Baxter was one of the passengers on board the American Airlines flight that crash-landed in Little Rock, Ark., last month killing 11 people. With a gashed leg and in pain, Baxter scrambled to get out - but stopped when he heard a faint cry for help. It was Kristy Sheridan.
"I thought I was screaming, but he said I was barely whispering," she says.
"She says, 'Please don't leave me here to die.' And I say, 'Where you at?' And she says, 'Down here,'" Baxter recalls.
Baxter stumbled in the darkness toward that voice. Sheridan lay under a storage bin - her neck broken. He then dragged her to safety and reassured and cared for her on that stormy night until rescue workers arrived.

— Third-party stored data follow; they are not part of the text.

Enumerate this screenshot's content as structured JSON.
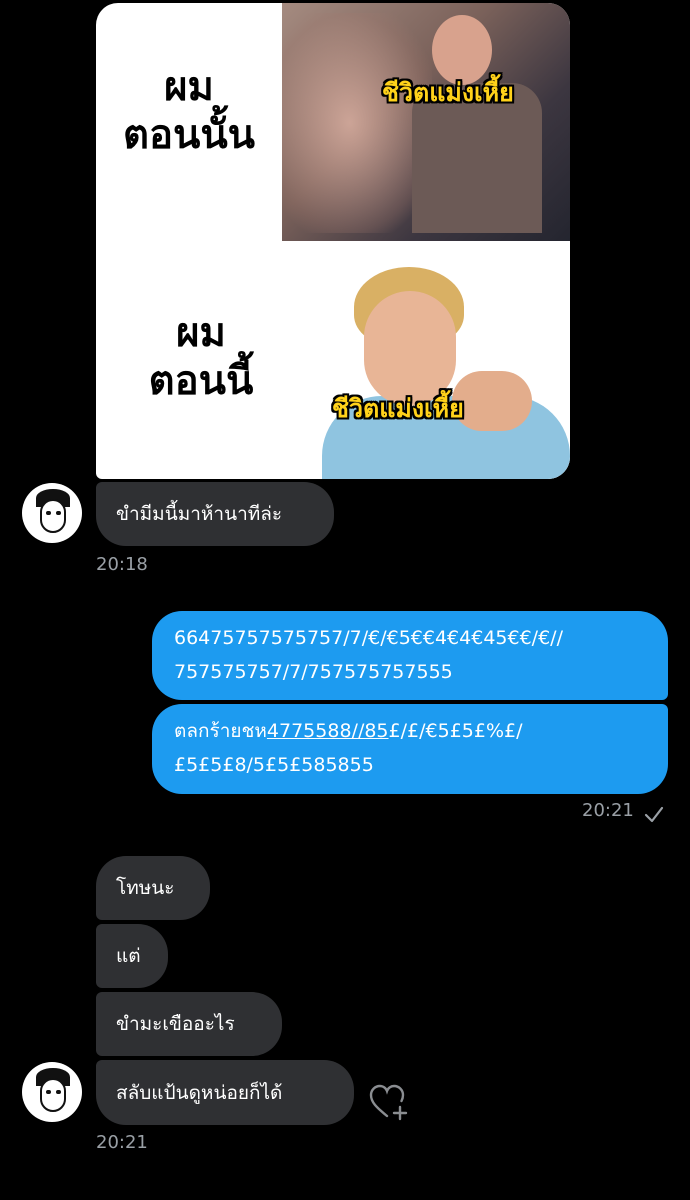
{
  "meme": {
    "top_caption_line1": "ผม",
    "top_caption_line2": "ตอนนั้น",
    "top_overlay": "ชีวิตแม่งเหี้ย",
    "bottom_caption_line1": "ผม",
    "bottom_caption_line2": "ตอนนี้",
    "bottom_overlay": "ชีวิตแม่งเหี้ย"
  },
  "messages": {
    "in1": "ขำมีมนี้มาห้านาทีล่ะ",
    "time1": "20:18",
    "out1_line1": "66475757575757/7/€/€5€€4€4€45€€/€//",
    "out1_line2": "757575757/7/757575757555",
    "out2_prefix": "ตลกร้ายชห",
    "out2_link": "4775588//85",
    "out2_suffix": "£/£/€5£5£%£/",
    "out2_line2": "£5£5£8/5£5£585855",
    "time2": "20:21",
    "in2": "โทษนะ",
    "in3": "แต่",
    "in4": "ขำมะเขืออะไร",
    "in5": "สลับแป้นดูหน่อยก็ได้",
    "time3": "20:21"
  },
  "icons": {
    "read_check": "check-icon",
    "react": "heart-plus-icon"
  }
}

Dazed and in pain, Sheridan didn't know who saved her until three days later when she went to look at the mangled plane.
Sheridan calls the 50-year-old aerospace engineer from San Diego her angel - she says he was on that plane for a reason.
Sheridan wanted everyone to know about the man who saved her life so she convinced someone - an anonymous donor - to fly Baxter and his wife Rita to a town full of admirers.
In fact, the small Texas city named July 3 as "Sidney Baxter Appreciation Day."
"This is completely fitting for this person Sidney Baxter. In my eyes he's everything a hero can be," Sheridan says.
Despite the adulation, Baxter remains humble.
"I am just some guy that was trying to do the right thing. I think if it would have been my mother or sister or somebody, I would like to think that somebody would have stopped and tried to help them," he says.
Sunday, Baxter will receive the key to the city. A month ago he and Kristy Sheridan were strangers on a plane; now they say they're friends for life.